Introduction
Natural Language Processing (NLP) has become an indispensable tool in cybersecurity, applied to tasks ranging from parsing unstructured log data to extracting threat intelligence from reports and triaging vulnerability disclosures. The explosion of text-based security data—logs, alerts, threat reports, CVE descriptions, dark web forums—makes NLP a natural fit for automating analysis that would otherwise require armies of analysts.
This section explores four key applications of NLP in security operations: automated log analysis, threat intelligence extraction, vulnerability triage, and conversational security assistants.
Log Analysis with NLP
Security logs are semi-structured text that follows patterns but includes enough variability to make rigid parsing fragile. Traditional log analysis relies on regular expressions and predefined parsers that break when log formats change or new log sources are added. NLP approaches treat log lines as natural language sequences, learning to parse and classify them adaptively.
Log template mining algorithms like Drain, LenMa, and Spell automatically discover the structure of log messages by identifying fixed templates and variable parameters. Once templates are identified, anomaly detection can operate on the sequence of log templates rather than raw text, dramatically reducing dimensionality while preserving semantic meaning.
Transformer-based models like LogBERT pre-train on large log corpora using masked log message prediction, learning representations that capture the semantic relationships between log events. Fine-tuned on labeled anomaly data, these models achieve state-of-the-art anomaly detection on standard log benchmarks.
- Drain: Fixed-depth tree-based online log parsing with O(n) complexity
- LogBERT: BERT pre-trained on log data for anomaly detection and classification
- DeepLog: LSTM-based model that predicts next log event and flags unexpected sequences
- Log clustering: TF-IDF and sentence embeddings for grouping related log events
Threat Intelligence Extraction
Threat intelligence reports from vendors, CERTs, and security researchers contain critical information about indicators of compromise (IOCs), attack techniques, and threat actor behavior. Manually extracting this intelligence is time-consuming and error-prone. NLP automates the extraction process using Named Entity Recognition (NER) models trained on security-specific entity types.
Security NER models recognize entities such as malware names, threat actor groups, IP addresses, domain names, file hashes, CVE identifiers, and MITRE ATT&CK technique IDs within unstructured text.

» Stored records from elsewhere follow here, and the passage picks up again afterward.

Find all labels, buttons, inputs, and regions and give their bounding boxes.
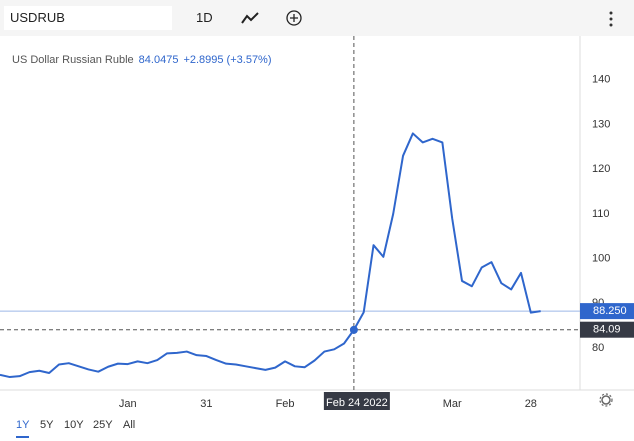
- range-bar: 1Y 5Y 10Y 25Y All: [0, 410, 634, 441]
- crosshair-y-box: [580, 321, 634, 338]
- range-button[interactable]: 5Y: [40, 419, 54, 431]
- range-button[interactable]: All: [123, 419, 136, 431]
- y-tick-label: 140: [592, 74, 610, 86]
- price: 84.0475: [139, 54, 179, 66]
- interval-button[interactable]: 1D: [196, 10, 213, 25]
- menu-icon[interactable]: [606, 10, 616, 28]
- y-tick-label: 110: [592, 208, 610, 220]
- y-tick-label: 130: [592, 118, 610, 130]
- crosshair-point: [349, 325, 358, 334]
- last-value-box: [580, 303, 634, 320]
- price-line: [0, 132, 541, 379]
- add-icon[interactable]: [285, 9, 303, 27]
- y-tick-label: 80: [592, 342, 604, 354]
- last-value-label: 88.250: [593, 305, 627, 317]
- x-tick-label: 31: [200, 398, 212, 410]
- x-tick-label: 28: [525, 398, 537, 410]
- x-tick-label: Jan: [119, 398, 137, 410]
- range-button[interactable]: 1Y: [16, 419, 30, 438]
- chart-type-icon[interactable]: [240, 10, 260, 26]
- symbol-input[interactable]: USDRUB: [4, 6, 172, 30]
- crosshair-y-label: 84.09: [593, 324, 621, 336]
- x-tick-label: Mar: [443, 398, 462, 410]
- chart: US Dollar Russian Ruble 84.0475 +2.8995 …: [0, 36, 634, 410]
- y-tick-label: 120: [592, 163, 610, 175]
- range-button[interactable]: 10Y: [64, 419, 84, 431]
- y-tick-label: 100: [592, 252, 610, 264]
- price-change: +2.8995 (+3.57%): [183, 54, 271, 66]
- settings-icon[interactable]: [599, 393, 613, 407]
- chart-title: US Dollar Russian Ruble: [12, 54, 134, 66]
- range-button[interactable]: 25Y: [93, 419, 113, 431]
- crosshair-x-box: [323, 392, 390, 410]
- x-tick-label: Feb: [276, 398, 295, 410]
- crosshair-x-label: Feb 24 2022: [326, 397, 388, 409]
- toolbar: USDRUB 1D: [0, 0, 634, 36]
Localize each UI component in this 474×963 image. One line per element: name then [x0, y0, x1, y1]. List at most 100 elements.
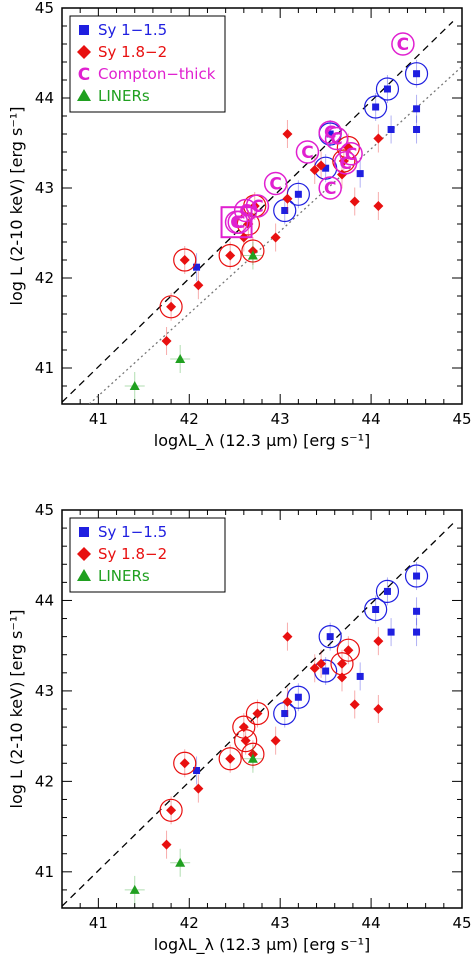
x-tick-label: 44 [362, 410, 381, 428]
data-point [179, 758, 190, 769]
data-point: C [301, 143, 313, 163]
data-point [373, 704, 384, 714]
data-point [281, 207, 289, 214]
data-point-ring [173, 248, 197, 272]
y-tick-label: 45 [35, 0, 54, 17]
data-point: C [233, 213, 245, 233]
x-tick-label: 45 [452, 914, 471, 932]
data-point [316, 658, 327, 669]
data-point [413, 572, 421, 580]
data-point: C [397, 35, 409, 55]
data-point [387, 126, 395, 133]
data-point [166, 805, 177, 816]
data-point-ring [318, 120, 342, 144]
data-point: C [324, 179, 336, 199]
data-point [387, 628, 395, 636]
data-point-ring [233, 198, 258, 223]
data-point [175, 354, 186, 363]
data-point [225, 250, 236, 261]
data-point [309, 165, 320, 175]
data-point: C [330, 130, 342, 150]
data-point [349, 196, 360, 207]
legend-label: Compton−thick [98, 65, 216, 83]
legend-label: LINERs [98, 87, 150, 105]
x-tick-label: 42 [180, 914, 199, 932]
y-tick-label: 43 [35, 682, 54, 700]
data-point: C [251, 197, 263, 217]
data-point [294, 190, 302, 198]
data-point: C [230, 213, 242, 233]
data-point-ring [364, 597, 388, 622]
data-point-ring [375, 77, 400, 101]
legend-label: Sy 1.8−2 [98, 545, 167, 563]
dashed-fit-line [62, 21, 454, 403]
data-point [193, 767, 201, 775]
data-point-ring [234, 729, 258, 753]
x-tick-label: 43 [271, 410, 290, 428]
legend-marker [77, 89, 91, 101]
data-point [282, 631, 293, 642]
data-point [225, 753, 236, 764]
legend-label: Sy 1.8−2 [98, 43, 167, 61]
data-point [282, 129, 293, 139]
data-point [356, 170, 364, 178]
y-tick-label: 41 [35, 863, 54, 881]
legend-marker [77, 569, 91, 581]
data-point-ring [159, 295, 183, 319]
data-point [281, 710, 289, 718]
data-point [247, 753, 258, 763]
data-point [270, 735, 281, 746]
data-point [179, 255, 190, 265]
data-point [413, 607, 421, 615]
data-point-ring [404, 564, 429, 588]
data-point [413, 105, 421, 113]
data-point-ring [318, 176, 342, 200]
legend-marker [77, 547, 91, 561]
legend-box [69, 517, 226, 593]
data-point-ring [224, 210, 249, 234]
data-point-ring [173, 751, 197, 775]
data-point-ring [336, 638, 360, 662]
data-point [373, 133, 384, 144]
data-point [129, 381, 140, 390]
data-point [161, 336, 172, 346]
data-point [413, 628, 421, 636]
y-axis-label: log L (2-10 keV) [erg s⁻¹] [7, 107, 26, 306]
data-point [326, 633, 334, 641]
data-point [193, 263, 201, 271]
data-point-ring [218, 243, 242, 268]
data-point-ring [364, 95, 388, 119]
legend-label: Sy 1−1.5 [98, 21, 167, 39]
data-point-ring [159, 798, 183, 822]
data-point [282, 696, 293, 707]
x-tick-label: 41 [89, 410, 108, 428]
data-point [247, 250, 258, 260]
data-point [322, 164, 330, 172]
data-point: C [345, 145, 357, 165]
data-point-ring [263, 171, 288, 196]
data-point [282, 193, 293, 204]
chart-panel-2: 41 42 43 44 45 41 42 43 44 45 logλL_λ (12.3 μm) [e… [7, 501, 472, 955]
data-point-ring [245, 701, 270, 726]
x-tick-label: 41 [89, 914, 108, 932]
x-tick-label: 44 [362, 914, 381, 932]
data-point-ring [391, 32, 415, 56]
data-point: C [339, 154, 351, 174]
data-point-ring [375, 579, 400, 604]
legend-marker [79, 527, 89, 537]
y-tick-label: 43 [35, 179, 54, 197]
y-tick-label: 44 [35, 591, 54, 609]
y-tick-label: 45 [35, 501, 54, 519]
series-triangle [124, 744, 263, 904]
data-point-ring [245, 194, 270, 218]
legend: Sy 1−1.5 Sy 1.8−2 LINERs [69, 517, 226, 593]
data-point-ring [318, 625, 342, 649]
data-point [161, 839, 172, 850]
data-point [240, 735, 251, 746]
data-point [166, 301, 177, 312]
legend-label: Sy 1−1.5 [98, 523, 167, 541]
data-point [309, 663, 320, 674]
data-point-ring [404, 62, 429, 86]
data-point [175, 857, 186, 867]
x-axis-label: logλL_λ (12.3 μm) [erg s⁻¹] [154, 431, 370, 451]
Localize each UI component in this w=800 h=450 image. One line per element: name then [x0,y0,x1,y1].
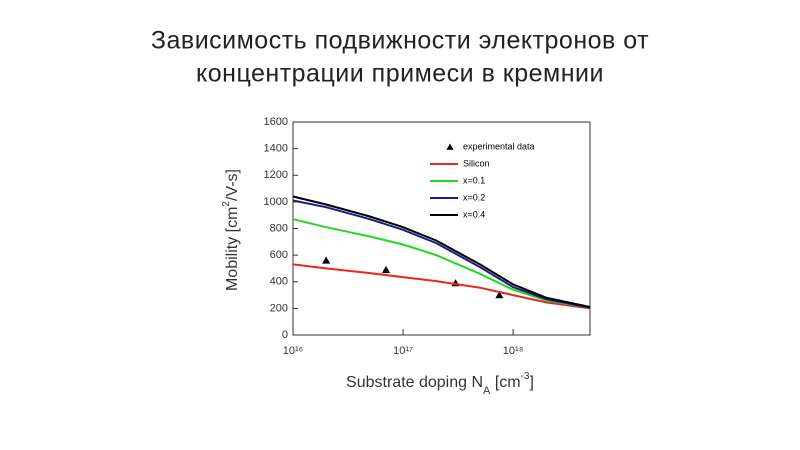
slide-title: Зависимость подвижности электронов от [151,27,649,55]
legend-label: x=0.4 [463,209,485,219]
x-axis-label-part: ] [530,374,534,391]
series-line [292,199,591,309]
slide-title: концентрации примеси в кремнии [196,60,604,88]
y-tick-label: 0 [282,329,288,341]
legend-label: experimental data [463,141,535,151]
x-axis-label-part: [cm [490,374,520,391]
y-tick-label: 200 [270,302,288,314]
data-point [495,291,504,299]
x-axis-label-part: Substrate doping N [346,374,483,391]
y-tick-label: 1000 [264,196,288,208]
legend-label: x=0.1 [463,175,485,185]
series-line [292,218,591,309]
legend-marker [446,143,454,150]
series-line [292,263,591,310]
data-point [322,256,331,264]
y-axis-label-part: /V-s] [224,169,241,201]
legend-label: x=0.2 [463,192,485,202]
legend-label: Silicon [463,158,490,168]
x-axis-label-part: A [483,385,491,397]
y-axis-label-part: 2 [221,201,232,207]
x-axis-label: Substrate doping NA [cm-3] [346,371,534,397]
y-tick-label: 400 [270,276,288,288]
y-tick-label: 800 [270,222,288,234]
y-axis-label-part: Mobility [cm [224,207,241,291]
y-tick-label: 1600 [264,116,288,128]
x-tick-label: 10¹⁸ [503,345,524,357]
x-tick-label: 10¹⁶ [283,345,303,357]
series-line [292,195,591,308]
y-axis-label: Mobility [cm2/V-s] [221,169,242,291]
y-tick-label: 600 [270,249,288,261]
y-tick-label: 1400 [264,143,288,155]
x-tick-label: 10¹⁷ [393,345,413,357]
data-point [381,265,390,273]
y-tick-label: 1200 [264,169,288,181]
x-axis-label-part: -3 [521,371,530,382]
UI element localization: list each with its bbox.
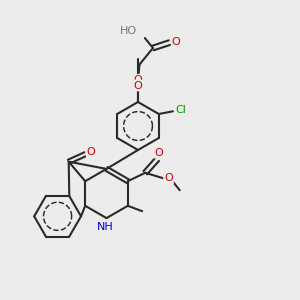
Text: O: O [87, 147, 96, 157]
Text: O: O [172, 37, 181, 47]
Text: O: O [133, 80, 142, 91]
Text: Cl: Cl [176, 105, 186, 116]
Text: HO: HO [120, 26, 137, 36]
Text: O: O [134, 75, 142, 85]
Text: NH: NH [97, 221, 113, 232]
Text: O: O [164, 173, 173, 183]
Text: O: O [154, 148, 163, 158]
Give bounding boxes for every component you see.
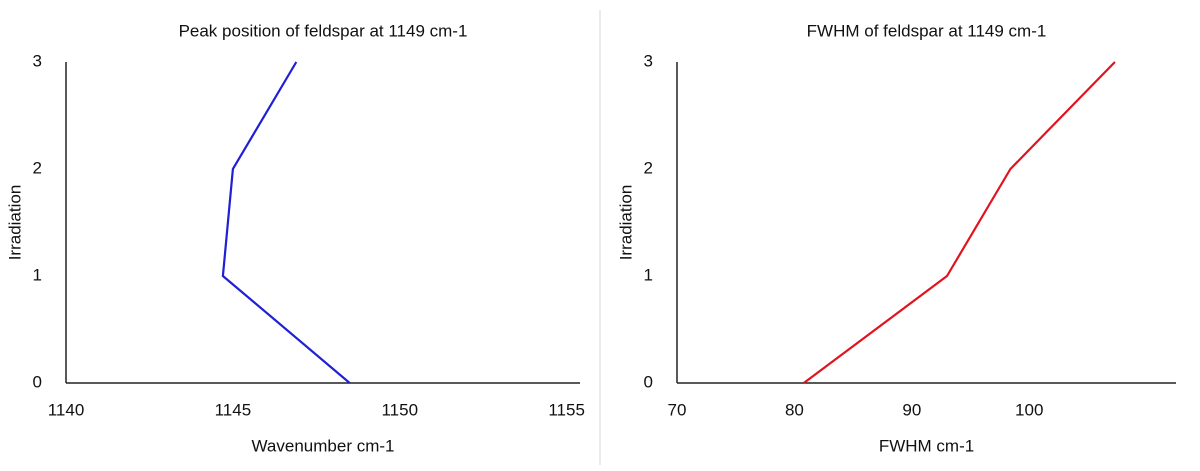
x-axis-title: FWHM cm-1 xyxy=(879,436,974,455)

Relation extraction models then identify relationships between these entities—which threat actor uses which malware, which CVEs are exploited in which campaigns.
Real-World Impact: Automated threat intelligence extraction can process thousands of reports in minutes, building structured knowledge graphs that connect threat actors, malware families, vulnerabilities, and attack techniques. This enables proactive defense by identifying threats relevant to an organization's specific technology stack and industry.
CVE Triage with BERT
The National Vulnerability Database (NVD) publishes over 25,000 new CVEs annually, and security teams must quickly determine which vulnerabilities are relevant to their environment and likely to be exploited. BERT-based models trained on CVE descriptions can automate this triage process by predicting exploitability, severity, and relevance.
Fine-tuned BERT models can predict CVSS scores from CVE descriptions with high accuracy, prioritize vulnerabilities likely to have public exploits within 30 days, and classify CVEs by affected technology categories. These predictions complement the EPSS (Exploit Prediction Scoring System) by providing additional context derived from the textual description.
Multi-task learning approaches train a single model to simultaneously predict severity, exploitability, and affected components, leveraging shared representations to improve accuracy across all tasks. This approach is particularly valuable for newly published CVEs where CVSS scores and EPSS predictions may not yet be available.
- Fine-tune BERT on historical CVE descriptions with labeled severity and exploitability data
- Use the model to score newly published CVEs within minutes of disclosure
- Cross-reference predictions with the organization's asset inventory for relevance filtering
- Feed prioritized CVEs into the vulnerability management workflow for patch scheduling
Security Chatbots and Assistants
Large language models have enabled a new generation of security assistants that can help analysts with investigation, documentation, and decision-making. Microsoft Security Copilot, Google Chronicle AI, and open-source alternatives provide natural language interfaces to security tools and data.
These assistants can translate natural language questions into KQL or SPL queries, summarize incident timelines from raw log data, explain malware behavior reports in plain language, and draft incident response documentation. They serve as force multipliers for security teams, enabling junior analysts to perform tasks that previously required years of experience.
The key challenge for security chatbots is accuracy. Incorrect advice or hallucinated IOCs can lead analysts down wrong paths, wasting precious investigation time. Retrieval-Augmented Generation (RAG) architectures that ground LLM responses in verified security data sources help mitigate this risk by ensuring responses are based on factual, up-to-date intelligence.